Die Süßwasser-„Linsen“ unter Tuvalus Atollen, die einst durch Brunnen erschlossen wurden, wurden vor Jahren durch den steigenden Meeresspiegel verunreinigt, so dass die 11.000 Einwohner des Landes auf Regenwasser angewiesen waren. Sogar ihre Ernte wächst jetzt in Kisten und nicht mehr auf dem salzvergifteten Boden.
Im vergangenen Februar strömten Regenwasser aus der Lagune auf Tuvalus Hauptinsel Funafuti, überschwemmten Straßen und drangen in Häuser ein.
Es sei nicht einmal ein tropischer Wirbelsturm gewesen, sagt Malie, sondern nur ein ganz normaler Sturm, aber angesichts des höheren Meeresspiegels habe jeder Sturm das Potenzial, verheerende Schäden anzurichten.
„Überlebensfrage“
Seit Beginn des 20. Jahrhunderts ist der globale mittlere Meeresspiegel schneller gestiegen als jemals zuvor in den letzten 3.000 Jahren, eine direkte Folge der Landeisschmelze und der Meerwasserausdehnung durch die Erwärmung des Planeten, sagen Experten.
Den neuesten Prognosen der NASA zufolge werden die pazifischen Inselstaaten in den nächsten 30 Jahren einen Anstieg des Meeresspiegels um mindestens 15 Zentimeter erleben.

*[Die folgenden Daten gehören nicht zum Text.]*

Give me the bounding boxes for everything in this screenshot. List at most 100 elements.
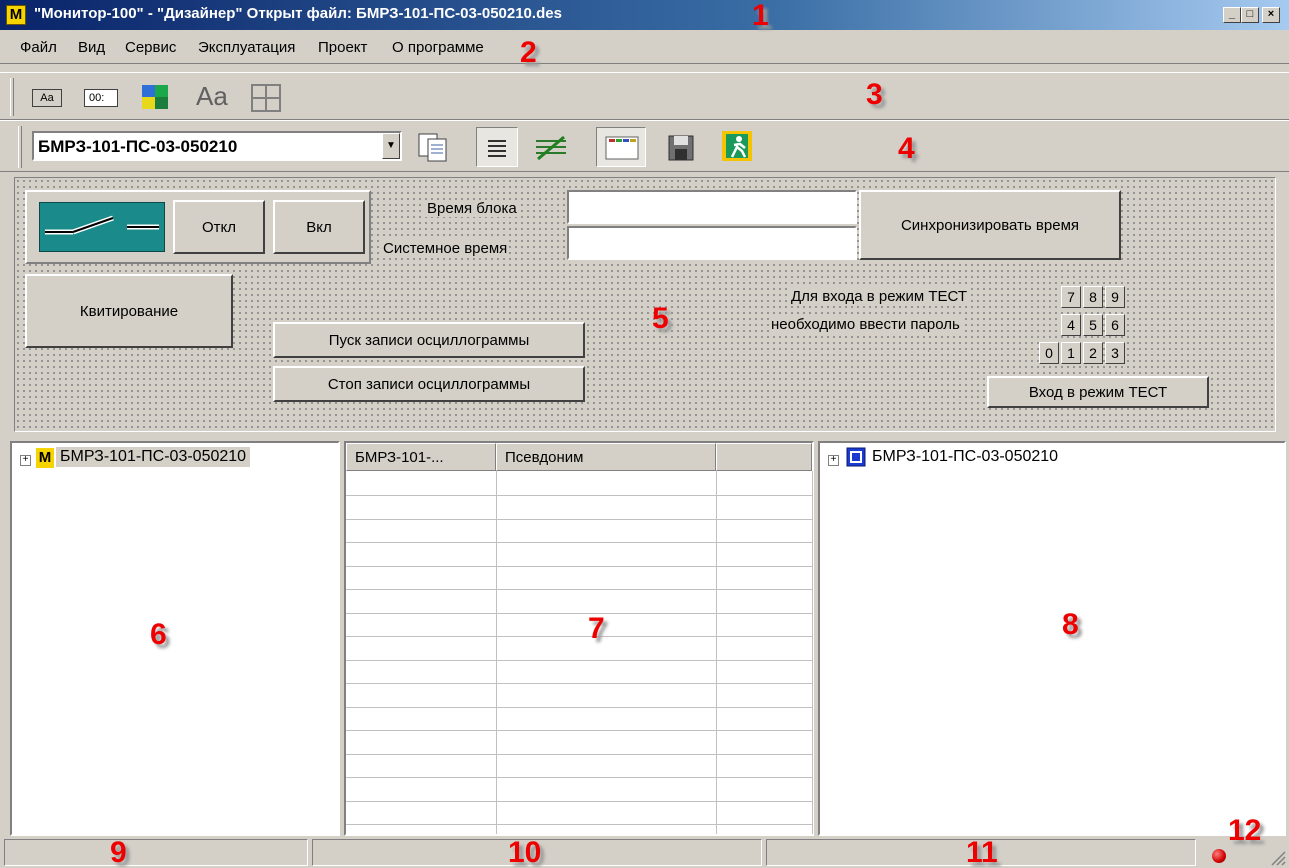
tree-node-label[interactable]: БМРЗ-101-ПС-03-050210	[872, 448, 1058, 466]
acknowledge-button[interactable]: Квитирование	[25, 274, 233, 348]
system-time-field[interactable]	[567, 226, 857, 260]
dot-grid-toggle[interactable]	[476, 127, 518, 167]
callout-1: 1	[752, 0, 769, 32]
callout-7: 7	[588, 612, 605, 645]
callout-12: 12	[1228, 814, 1262, 847]
test-hint-line2: необходимо ввести пароль	[769, 316, 962, 333]
menu-project[interactable]: Проект	[318, 39, 367, 56]
block-time-field[interactable]	[567, 190, 857, 224]
keypad-key-9[interactable]: 9	[1105, 286, 1125, 308]
table-row	[346, 565, 812, 567]
tree-expander[interactable]: +	[828, 455, 839, 466]
font-aa-icon[interactable]: Aa	[196, 81, 228, 112]
keypad-key-5[interactable]: 5	[1083, 314, 1103, 336]
dot-grid-icon	[488, 140, 506, 157]
table-row	[346, 753, 812, 755]
keypad-key-2[interactable]: 2	[1083, 342, 1103, 364]
close-icon: ×	[1267, 8, 1275, 20]
title-bar[interactable]: M "Монитор-100" - "Дизайнер" Открыт файл…	[0, 0, 1289, 30]
exit-door-icon[interactable]	[720, 129, 754, 163]
table-row	[346, 518, 812, 520]
window-panel-toggle[interactable]	[596, 127, 646, 167]
device-block-icon	[846, 447, 866, 467]
toolbar-grip[interactable]	[10, 78, 14, 116]
keypad-key-6[interactable]: 6	[1105, 314, 1125, 336]
osc-stop-button[interactable]: Стоп записи осциллограммы	[273, 366, 585, 402]
table-row	[346, 706, 812, 708]
signal-grid-pane[interactable]: БМРЗ-101-... Псевдоним	[344, 441, 814, 836]
keypad-key-0[interactable]: 0	[1039, 342, 1059, 364]
off-button[interactable]: Откл	[173, 200, 265, 254]
callout-8: 8	[1062, 608, 1079, 641]
minimize-button[interactable]: _	[1223, 7, 1241, 23]
maximize-icon: □	[1246, 8, 1254, 20]
osc-start-button[interactable]: Пуск записи осциллограммы	[273, 322, 585, 358]
main-window: M "Монитор-100" - "Дизайнер" Открыт файл…	[0, 0, 1289, 868]
device-tree-pane[interactable]: + БМРЗ-101-ПС-03-050210	[818, 441, 1286, 836]
callout-4: 4	[898, 132, 915, 165]
keypad-key-8[interactable]: 8	[1083, 286, 1103, 308]
window-panel-icon	[605, 136, 639, 160]
system-time-label: Системное время	[381, 240, 510, 257]
grid-column-line	[496, 471, 497, 834]
grid-layout-icon[interactable]	[250, 83, 282, 113]
callout-6: 6	[150, 618, 167, 651]
table-row	[346, 777, 812, 778]
monitor-m-icon: M	[36, 448, 54, 468]
chevron-down-icon[interactable]: ▼	[382, 133, 400, 159]
switch-group: Откл Вкл	[25, 190, 371, 264]
keypad-key-1[interactable]: 1	[1061, 342, 1081, 364]
hatched-grid-icon[interactable]	[534, 135, 568, 161]
menu-operation[interactable]: Эксплуатация	[198, 39, 295, 56]
tree-node-label[interactable]: БМРЗ-101-ПС-03-050210	[56, 447, 251, 467]
callout-5: 5	[652, 302, 669, 335]
breaker-switch-icon	[39, 202, 165, 252]
table-row	[346, 730, 812, 731]
device-select-value: БМРЗ-101-ПС-03-050210	[38, 137, 238, 156]
table-row	[346, 612, 812, 614]
label-aa-icon[interactable]: Aa	[32, 89, 62, 107]
keypad-key-7[interactable]: 7	[1061, 286, 1081, 308]
callout-10: 10	[508, 836, 542, 868]
on-button[interactable]: Вкл	[273, 200, 365, 254]
color-palette-icon[interactable]	[140, 83, 170, 111]
table-row	[346, 659, 812, 661]
horizontal-splitter[interactable]	[0, 433, 1289, 441]
close-button[interactable]: ×	[1262, 7, 1280, 23]
grid-header-cell-extra[interactable]	[716, 443, 812, 471]
grid-column-line	[716, 471, 717, 834]
save-floppy-icon[interactable]	[666, 133, 696, 163]
app-icon: M	[6, 5, 26, 25]
menu-file[interactable]: Файл	[20, 39, 57, 56]
test-hint-line1: Для входа в режим ТЕСТ	[789, 288, 969, 305]
table-row	[346, 495, 812, 496]
toolbar-components: Aa 00: Aa	[0, 72, 1289, 120]
grid-header-cell-device[interactable]: БМРЗ-101-...	[346, 443, 496, 471]
device-select[interactable]: БМРЗ-101-ПС-03-050210 ▼	[32, 131, 402, 161]
control-panel: Откл Вкл Время блока Системное время Син…	[14, 177, 1276, 432]
maximize-button[interactable]: □	[1241, 7, 1259, 23]
toolbar-main: БМРЗ-101-ПС-03-050210 ▼	[0, 120, 1289, 172]
keypad-key-4[interactable]: 4	[1061, 314, 1081, 336]
sync-time-button[interactable]: Синхронизировать время	[859, 190, 1121, 260]
table-row	[346, 542, 812, 543]
grid-header-cell-alias[interactable]: Псевдоним	[496, 443, 716, 471]
toolbar-grip[interactable]	[18, 126, 22, 168]
tree-expander[interactable]: +	[20, 455, 31, 466]
project-tree-pane[interactable]: + M БМРЗ-101-ПС-03-050210	[10, 441, 340, 836]
time-field-icon[interactable]: 00:	[84, 89, 118, 107]
callout-3: 3	[866, 78, 883, 111]
table-row	[346, 824, 812, 825]
copy-pages-icon[interactable]	[416, 131, 450, 163]
menu-service[interactable]: Сервис	[125, 39, 176, 56]
menu-view[interactable]: Вид	[78, 39, 105, 56]
resize-grip-icon[interactable]	[1268, 848, 1286, 866]
enter-test-mode-button[interactable]: Вход в режим ТЕСТ	[987, 376, 1209, 408]
menu-bar: Файл Вид Сервис Эксплуатация Проект О пр…	[0, 30, 1289, 64]
callout-2: 2	[520, 36, 537, 69]
grid-column-line	[812, 471, 813, 834]
keypad-key-3[interactable]: 3	[1105, 342, 1125, 364]
menu-about[interactable]: О программе	[392, 39, 484, 56]
minimize-icon: _	[1228, 8, 1236, 20]
window-title: "Монитор-100" - "Дизайнер" Открыт файл: …	[34, 5, 562, 22]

„Es ist der Unterschied zwischen Überschwemmungen ein paar Mal im Jahr oder keiner im Jahr, 30 Mal im Jahr, 60 Mal im Jahr oder jeden zweiten Tag“, sagte Nadya Vinogradova Shiffer, die Meeresphysikprogramme für die Earth Science Division der NASA leitet .

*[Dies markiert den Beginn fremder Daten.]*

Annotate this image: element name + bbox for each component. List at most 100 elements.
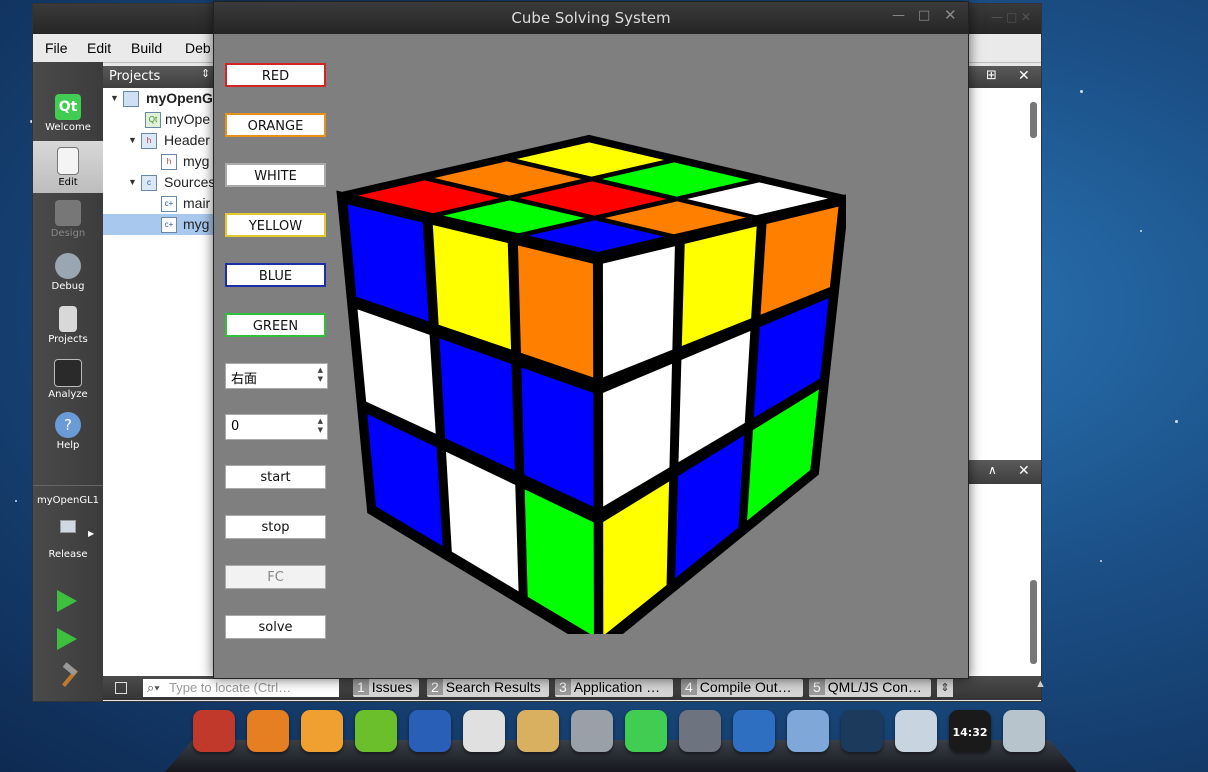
solve-button[interactable]: solve (225, 615, 326, 639)
mail-app-icon[interactable] (517, 710, 559, 752)
locate-placeholder: Type to locate (Ctrl… (169, 680, 292, 695)
mode-label: Debug (51, 281, 85, 292)
yellow-button[interactable]: YELLOW (225, 213, 326, 237)
orange-button[interactable]: ORANGE (225, 113, 326, 137)
chevron-up-icon[interactable]: ∧ (988, 463, 997, 477)
system-settings-icon[interactable] (679, 710, 721, 752)
editor-area[interactable] (968, 88, 1041, 460)
monitor-icon[interactable] (60, 520, 76, 533)
sidebar-toggle-icon[interactable] (115, 682, 127, 694)
maximize-icon[interactable]: □ (918, 8, 930, 23)
tree-item-project[interactable]: ▼ myOpenG (103, 88, 215, 109)
debug-run-icon[interactable] (57, 628, 77, 650)
source-folder-icon: c (141, 175, 157, 191)
hammer-icon[interactable] (59, 662, 81, 687)
menu-edit[interactable]: Edit (87, 40, 111, 56)
mode-edit[interactable]: Edit (33, 141, 103, 193)
mode-analyze[interactable]: Analyze (33, 353, 103, 405)
blue-button[interactable]: BLUE (225, 263, 326, 287)
tree-item-main-cpp[interactable]: c+ mair (103, 193, 215, 214)
stop-button[interactable]: stop (225, 515, 326, 539)
step-spinbox-value: 0 (231, 419, 240, 434)
mode-projects[interactable]: Projects (33, 300, 103, 352)
chevron-updown-icon[interactable]: ⇕ (201, 67, 210, 80)
clock-app-icon[interactable]: 14:32 (949, 710, 991, 752)
rocket-app-icon[interactable] (193, 710, 235, 752)
power-ring-icon[interactable] (841, 710, 883, 752)
menu-file[interactable]: File (45, 40, 68, 56)
trash-icon[interactable] (1003, 710, 1045, 752)
scrollbar-thumb[interactable] (1030, 102, 1037, 138)
maximize-icon[interactable]: □ (1006, 10, 1017, 24)
spin-arrows-icon[interactable]: ▲ ▼ (318, 417, 323, 435)
window-title: Cube Solving System (511, 9, 671, 27)
cpp-file-icon: c+ (161, 196, 177, 212)
tree-item-sources[interactable]: ▼ c Sources (103, 172, 215, 193)
tree-item-pro-file[interactable]: Qt myOpe (103, 109, 215, 130)
spin-arrows-icon[interactable]: ▲ ▼ (318, 366, 323, 384)
tree-item-headers[interactable]: ▼ h Header (103, 130, 215, 151)
dock: 14:32 (165, 710, 1077, 772)
mode-debug[interactable]: Debug (33, 247, 103, 299)
minimize-icon[interactable]: — (991, 10, 1003, 24)
output-area[interactable] (968, 484, 1041, 676)
chrome-icon[interactable] (463, 710, 505, 752)
close-icon[interactable]: ✕ (944, 6, 957, 24)
settings-wheel-icon[interactable] (571, 710, 613, 752)
close-panel-icon[interactable]: ✕ (1018, 463, 1030, 479)
mode-design[interactable]: Design (33, 194, 103, 246)
chevron-right-icon[interactable]: ▶ (88, 529, 94, 538)
folder-icon (123, 91, 139, 107)
face-select[interactable]: 右面 ▲ ▼ (225, 363, 328, 389)
swirl-app-icon[interactable] (301, 710, 343, 752)
clock-time: 14:32 (952, 726, 988, 739)
locate-input[interactable]: ⌕▾ Type to locate (Ctrl… (143, 679, 339, 697)
drive-app-icon[interactable] (787, 710, 829, 752)
rubiks-cube-view[interactable] (334, 122, 846, 634)
globe-app-icon[interactable] (409, 710, 451, 752)
status-bar: ⌕▾ Type to locate (Ctrl… 1 Issues 2 Search… (103, 676, 1046, 700)
tab-compile-output[interactable]: 4 Compile Out… (681, 679, 803, 697)
tab-application-output[interactable]: 3 Application … (555, 679, 673, 697)
arrow-up-icon[interactable]: ▲ (1035, 678, 1046, 690)
more-tabs-icon[interactable]: ⇕ (937, 679, 953, 697)
browser-globe-icon[interactable] (733, 710, 775, 752)
tab-search-results[interactable]: 2 Search Results (427, 679, 549, 697)
store-app-icon[interactable] (247, 710, 289, 752)
face-select-value: 右面 (231, 372, 258, 387)
tree-item-source-file[interactable]: c+ myg (103, 214, 215, 235)
document-edit-icon (57, 147, 79, 175)
start-button[interactable]: start (225, 465, 326, 489)
mode-selector: Qt Welcome Edit Design Debug Projects An… (33, 62, 103, 701)
green-button[interactable]: GREEN (225, 313, 326, 337)
menu-build[interactable]: Build (131, 40, 162, 56)
header-folder-icon: h (141, 133, 157, 149)
search-icon: ⌕▾ (147, 680, 160, 695)
qt-creator-icon[interactable] (625, 710, 667, 752)
project-target-label: myOpenGL1 (36, 495, 100, 506)
music-app-icon[interactable] (355, 710, 397, 752)
close-panel-icon[interactable]: ✕ (1018, 68, 1030, 84)
minimize-icon[interactable]: — (892, 8, 905, 23)
step-spinbox[interactable]: 0 ▲ ▼ (225, 414, 328, 440)
header-file-icon: h (161, 154, 177, 170)
mode-help[interactable]: ? Help (33, 406, 103, 458)
pen-app-icon[interactable] (895, 710, 937, 752)
menu-debug[interactable]: Deb (185, 40, 211, 56)
scrollbar-thumb[interactable] (1030, 580, 1037, 664)
close-icon[interactable]: ✕ (1021, 10, 1031, 24)
help-icon: ? (55, 412, 81, 438)
fc-button[interactable]: FC (225, 565, 326, 589)
white-button[interactable]: WHITE (225, 163, 326, 187)
tab-issues[interactable]: 1 Issues (353, 679, 419, 697)
mode-label: Analyze (48, 389, 88, 400)
mode-welcome[interactable]: Qt Welcome (33, 88, 103, 140)
cube-solver-window: Cube Solving System — □ ✕ RED ORANGE WHI… (213, 1, 969, 679)
tree-item-header-file[interactable]: h myg (103, 151, 215, 172)
cpp-file-icon: c+ (161, 217, 177, 233)
star (1140, 230, 1142, 232)
red-button[interactable]: RED (225, 63, 326, 87)
tab-qml-console[interactable]: 5 QML/JS Con… (809, 679, 931, 697)
split-icon[interactable]: ⊞ (986, 68, 997, 83)
run-icon[interactable] (57, 590, 77, 612)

Sogar King Tides – zusätzliche Fluten, die durch Neu- oder Vollmonde verursacht werden – verursachen laut Reimers jetzt Chaos auf den Marshallinseln, indem sie Schulen überschwemmen und den Zugang zum Flughafen blockieren.
Während einige Marshallesen bereits ausgewandert sind und an einigen Orten, beispielsweise im US-Bundesstaat Arkansas, eine beträchtliche Diaspora gebildet haben, fühlen sie sich laut Reimers erst dann wirklich zu Hause, wenn sie auf die Inseln zurückkehren und wieder Kontakt zu ihrem Volk aufnehmen.
Es ist sogar die Rede davon, die Hauptstadt Majuro zu verlegen, wo Reimers mit ihrer Familie lebt. Die junge Aktivistin sieht ihre Zukunft darin, diese entscheidenden Diskussionen zu gestalten.
Die Situation in Tuvalu könnte noch prekärer sein. Im Jahr 2050 – also in nur 26 Jahren – wird mehr als die Hälfte der Landfläche der Hauptstadt regelmäßig überschwemmt sein, und bis zum Jahr 2100 dürfte dieser Wert nach offiziellen Schätzungen auf 95 Prozent ansteigen.
„Für uns ist es eine Frage des Überlebens“, sagte Premierminister Feleti Teo, der die diplomatischen Bemühungen zur Wahrung der Souveränität tief gelegener Inselstaaten leitet, selbst wenn sie Gefahr laufen, unterzugehen.
Letztes Jahr unterzeichnete Teo einen bahnbrechenden Vertrag mit Australien, der nach Inkrafttreten des Abkommens mehr Tuvaluanern den Weg ebnet, dort einen dauerhaften Wohnsitz zu erhalten.
Malie weiß von mehreren Familien, die bereits nach Neuseeland und Australien umgesiedelt sind, für andere ist der Gedanke an das Auswandern jedoch immer noch „sehr tabu“.
Ihre Großeltern zum Beispiel haben geschworen, so lange wie möglich auf den Inseln zu bleiben – ein Gefühl, das sie teilt.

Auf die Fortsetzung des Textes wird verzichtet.